This post was written by Katherine Fairbanks, a student in the English Program as well as the Civic Agriculture and Food Systems Minor. Thanks Katherine!
If you had pulled up to Kentland Farm a few Fridays ago, you would have been amazed at the vintage cider press getting cranked. This soon-to-be annual event turned out to be a success and an opportunity to connect with new members of the community. On October 25th, students and some of the full time workers at Kentland Farms collaborated to put together a “Fall Fun Day” for the Blacksburg and Christiansburg community. The event was the first of its kind, meant to be a test run for what students hoped would be an annual event.
At four o’clock, cars were already parked in the gravel lot at Kentland Farm and students and volunteers were setting up the event. Many of the volunteers for the event had been there since well before three, bringing out tables and setting up stations. Upon arrival, guests received a “scavenger hunt” which encouraged use of all of the stations present. Those that completed the hunt were allowed to take home one of the many pumpkins lying in the grass.
The heaviest of these stations to be set up, but also arguably the star of Fall Fun Day, was the vintage cider press in the center.
Chris Youngs, a volunteer at Kentland and a Virginia Tech student in the Civic Agriculture and Food Systems minor, found this old cider press in one of Kentland Farm’s barns and spent hours with his tools putting it back together. Some of his vintage chainsaws he had also put together were also on display.
His ability to assemble these pieces of American history was a treat, and definitely added to the overall experience of the event.
Past the cider press was the food table. Among the fall-themed delicacies were pumpkin seeds, pumpkin muffins, fresh apples from the farm, and other baked goods. This table provided a place for people to come and mingle while enjoying homemade snacks. Copies of a small, handy recipe book were also given away, showcasing some of the best tastes of fall. Guests were also invited to write in chalk their favorite fall recipe.
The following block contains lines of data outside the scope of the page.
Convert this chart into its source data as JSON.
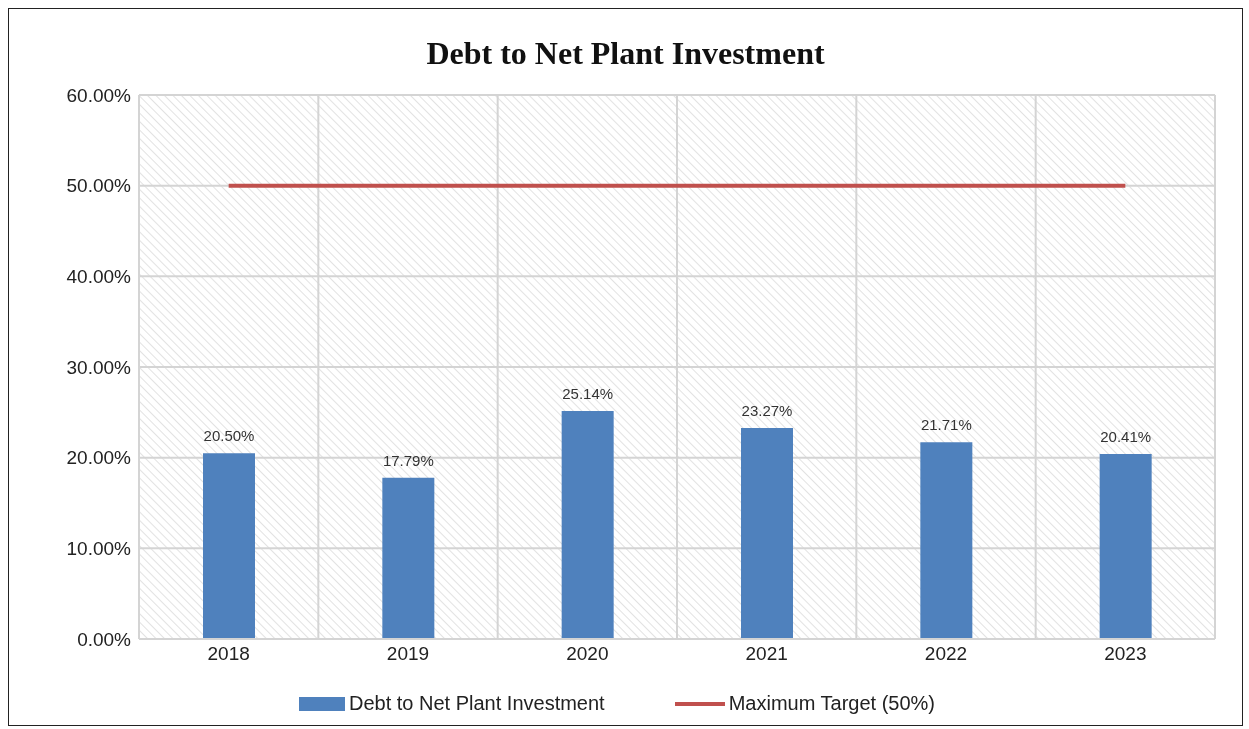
{
  "chart_data": {
    "type": "bar",
    "title": "Debt to Net Plant Investment",
    "categories": [
      "2018",
      "2019",
      "2020",
      "2021",
      "2022",
      "2023"
    ],
    "series": [
      {
        "name": "Debt to Net Plant Investment",
        "color": "#4f81bd",
        "values": [
          20.5,
          17.79,
          25.14,
          23.27,
          21.71,
          20.41
        ],
        "value_labels": [
          "20.50%",
          "17.79%",
          "25.14%",
          "23.27%",
          "21.71%",
          "20.41%"
        ]
      },
      {
        "name": "Maximum Target (50%)",
        "type": "line",
        "color": "#c0504d",
        "values": [
          50,
          50,
          50,
          50,
          50,
          50
        ]
      }
    ],
    "ylim": [
      0,
      60
    ],
    "yticks": [
      {
        "value": 0,
        "label": "0.00%"
      },
      {
        "value": 10,
        "label": "10.00%"
      },
      {
        "value": 20,
        "label": "20.00%"
      },
      {
        "value": 30,
        "label": "30.00%"
      },
      {
        "value": 40,
        "label": "40.00%"
      },
      {
        "value": 50,
        "label": "50.00%"
      },
      {
        "value": 60,
        "label": "60.00%"
      }
    ],
    "grid": true,
    "legend": "bottom",
    "marker": "none",
    "line_style": "solid"
  }
}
Walking in a circle around the stations of the event, you would next come upon the “seed saving” table. On a well-decorated picnic table laid a few varieties of seeds, including Cosmo flower seeds and dill seeds. Guests were invited to make small pouches out of scotch tape and wax paper and pack them with seeds for later planting.
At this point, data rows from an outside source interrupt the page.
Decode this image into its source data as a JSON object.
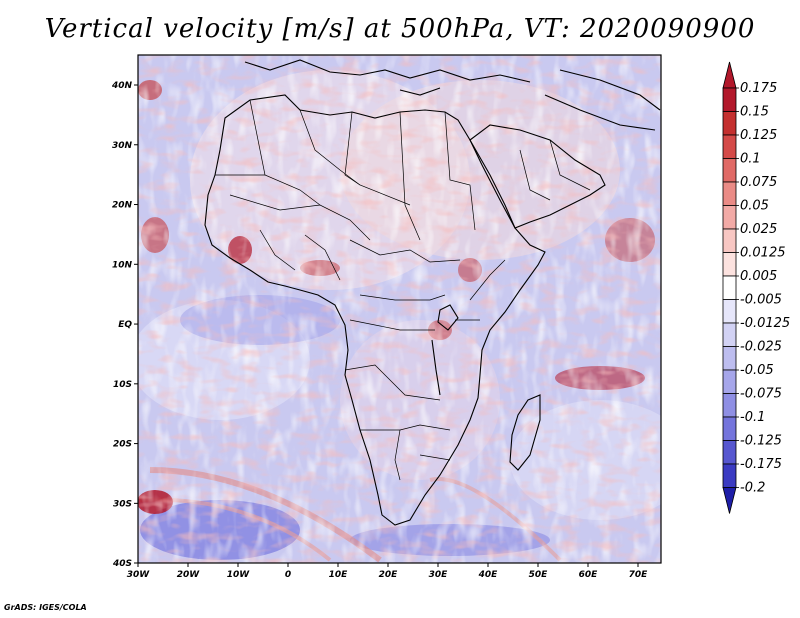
{
  "title": "Vertical velocity [m/s] at 500hPa, VT: 2020090900",
  "footer": "GrADS: IGES/COLA",
  "axes": {
    "lon_ticks": [
      "30W",
      "20W",
      "10W",
      "0",
      "10E",
      "20E",
      "30E",
      "40E",
      "50E",
      "60E",
      "70E"
    ],
    "lat_ticks": [
      "40N",
      "30N",
      "20N",
      "10N",
      "EQ",
      "10S",
      "20S",
      "30S",
      "40S"
    ],
    "lon_range": [
      -30,
      75
    ],
    "lat_range": [
      -40,
      45
    ]
  },
  "colorbar": {
    "labels": [
      "0.175",
      "0.15",
      "0.125",
      "0.1",
      "0.075",
      "0.05",
      "0.025",
      "0.0125",
      "0.005",
      "-0.005",
      "-0.0125",
      "-0.025",
      "-0.05",
      "-0.075",
      "-0.1",
      "-0.125",
      "-0.175",
      "-0.2"
    ],
    "colors": [
      "#b2182b",
      "#c4302f",
      "#d44a48",
      "#e06a66",
      "#ea8b86",
      "#f2aaa6",
      "#f8c7c3",
      "#fce2df",
      "#ffffff",
      "#e6e6fa",
      "#d2d2f4",
      "#bdbdef",
      "#a6a6ea",
      "#8f8fe4",
      "#7474dc",
      "#5757d0",
      "#3b3bc2",
      "#1e1ea8"
    ]
  },
  "colors": {
    "background_blue": "#c9c9f0",
    "coast": "#000000"
  }
}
Next was the herb-drying table, arguably the absolute best-smelling station of the event. The aroma of all of the herbs was enough for any guest to want to take a small bundle home to hang upside down in their house to dry.
This event was placed at exactly the right time, because as the sun dropped down, the night air was just chilly enough that it was comforting to have a cup of fresh-pressed apple cider to warm up. The hot coals keeping the outdoor cooking stove running and the cider pot steaming provided a warm offering to those guests more sensitive to the cold. It also provided a place that opened up conversation among students and community members alike. Later in the evening, packs of marshmallows were opened up and guests were invited to roast them over the stove.
Before packing up for the evening, it was important to take a swing at the nut cracking station, kind of like a judge has to swing her gavel at the end of a meeting. The satisfying crunch of the nuts before retrieving a free pumpkin to take home provided just one more instance of Fall Fun that made this event at Kentland Farms exciting, festive, and even educational.
The purpose of Fall Fun Day was to bring the community together, but also succeeded in educating guests about local food in a variety of ways. The recipe book at the food table, the herb-drying lesson, the seed saving opportunity, and even the fresh apple cider all contributed to the promotion of local, sustainable agriculture… and it was just a really good time, too.